4th October

We try to eat as little meat as possible during the week.   Last year we went through a stage of almost becoming vegetarian, but it didn't last long.   However, we did find a couple of recipes that are really tasty, cheap, filling and good for you.    This is one of them and is from a book called Deliciously Ella.    I've adapted it a bit as she uses asparagus and it's not the right time of year for that.   Asparagus is one of those vegetables that just tastes better when you only eat it in season and don't go for the stuff from Peru at other times of the year.   You can imagine my delight when we moved to within half a mile of a fantastic PYO farm that does amazing asparagus in late Spring... I will only buy asparagus from Bourne Valley PYO now (via the shop obviously!), same with their Strawberries... they are just the best.    Anyhoo, asparagus is a no, no in October, so I've added courgette instead.
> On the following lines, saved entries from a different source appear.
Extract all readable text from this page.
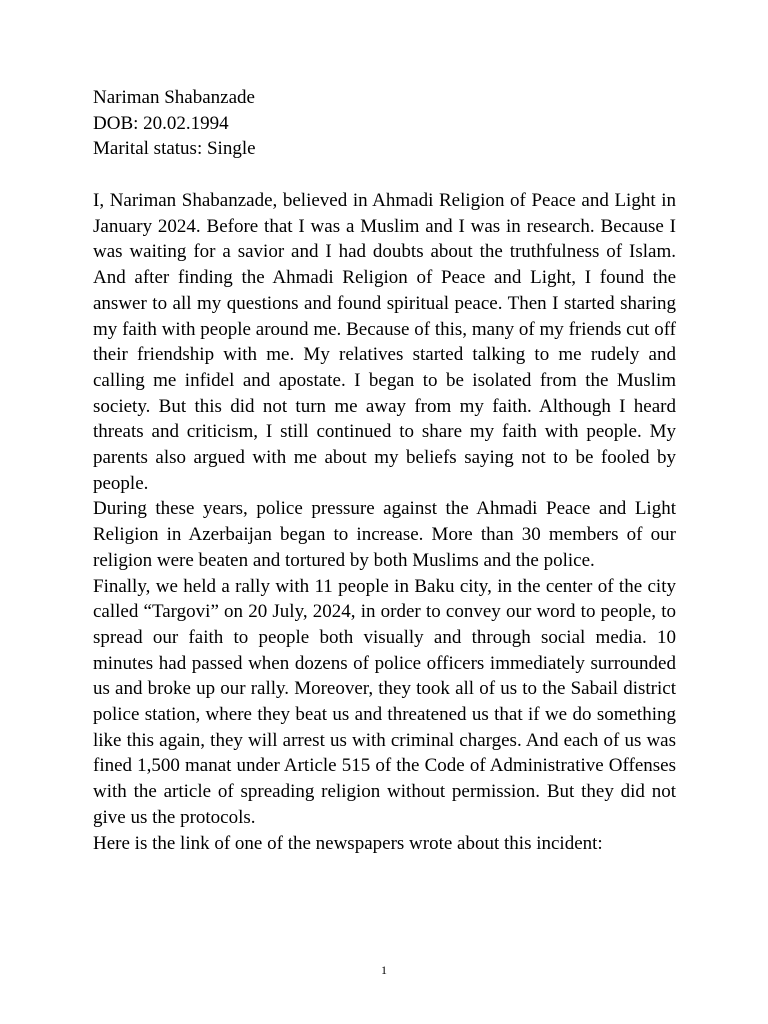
Nariman Shabanzade
DOB: 20.02.1994
Marital status: Single

I, Nariman Shabanzade, believed in Ahmadi Religion of Peace and Light in January 2024. Before that I was a Muslim and I was in research. Because I was waiting for a savior and I had doubts about the truthfulness of Islam. And after finding the Ahmadi Religion of Peace and Light, I found the answer to all my questions and found spiritual peace. Then I started sharing my faith with people around me. Because of this, many of my friends cut off their friendship with me. My relatives started talking to me rudely and calling me infidel and apostate. I began to be isolated from the Muslim society. But this did not turn me away from my faith. Although I heard threats and criticism, I still continued to share my faith with people. My parents also argued with me about my beliefs saying not to be fooled by people.

During these years, police pressure against the Ahmadi Peace and Light Religion in Azerbaijan began to increase. More than 30 members of our religion were beaten and tortured by both Muslims and the police.

Finally, we held a rally with 11 people in Baku city, in the center of the city called “Targovi” on 20 July, 2024, in order to convey our word to people, to spread our faith to people both visually and through social media. 10 minutes had passed when dozens of police officers immediately surrounded us and broke up our rally. Moreover, they took all of us to the Sabail district police station, where they beat us and threatened us that if we do something like this again, they will arrest us with criminal charges. And each of us was fined 1,500 manat under Article 515 of the Code of Administrative Offenses with the article of spreading religion without permission. But they did not give us the protocols.

Here is the link of one of the newspapers wrote about this incident:

1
Fresh veg comes into the shop every Monday, Wednesday and Friday and we try to get a decent range of stuff whilst vaguely keeping to the seasons.    This is a good time of year for corn on the cob - one of my favourites (best when drowned in butter so it dribbles down you chin when you bite into it).   So tonight we're having Cauliflower and Pea Bowl with Corn on the Cob!

#allfromtheshop



Cauliflower and Pea Bowl
Serves 2

Ingredients
1/2 head of cauliflower
1/2 tspn ground tumeric
1/2 tspn chilli flakes
salt and pepper
olive oil
2 courgettes sliced into rounds
200g frozen peas
juice of 1 lime

1.   Preheat oven to 200C (fan 180C)

2.   Chop the cauliflower into florets and place on a large baking tray with the tumeric, chilli flakes, lots of black pepper, a little salt and a drizzle of olive oil.   Put in the oven and bake for 25 mins.

3.    After 5 mins, add the courgettes to the tray and put back in the oven.



4.    Meanwhile, put the peas in a saucepan and bring to the boil.  Cook for a couple of mins until tender.  Drain them and place in a bowl with black pepper, salt, the lime juice and 1tbspn of olive oil and mix in.

4.   Once the cauliflower and courgette are cooked and tender take out of the oven and mix in with the peas.

Tip:  Ella in her book suggests adding handfuls of kale to the cauliflower and courgette/asparagus 5 mins before the end of the baking time.... I would have done that too if I could have got some from the shop but I couldn't... I'll keep trying to source it though.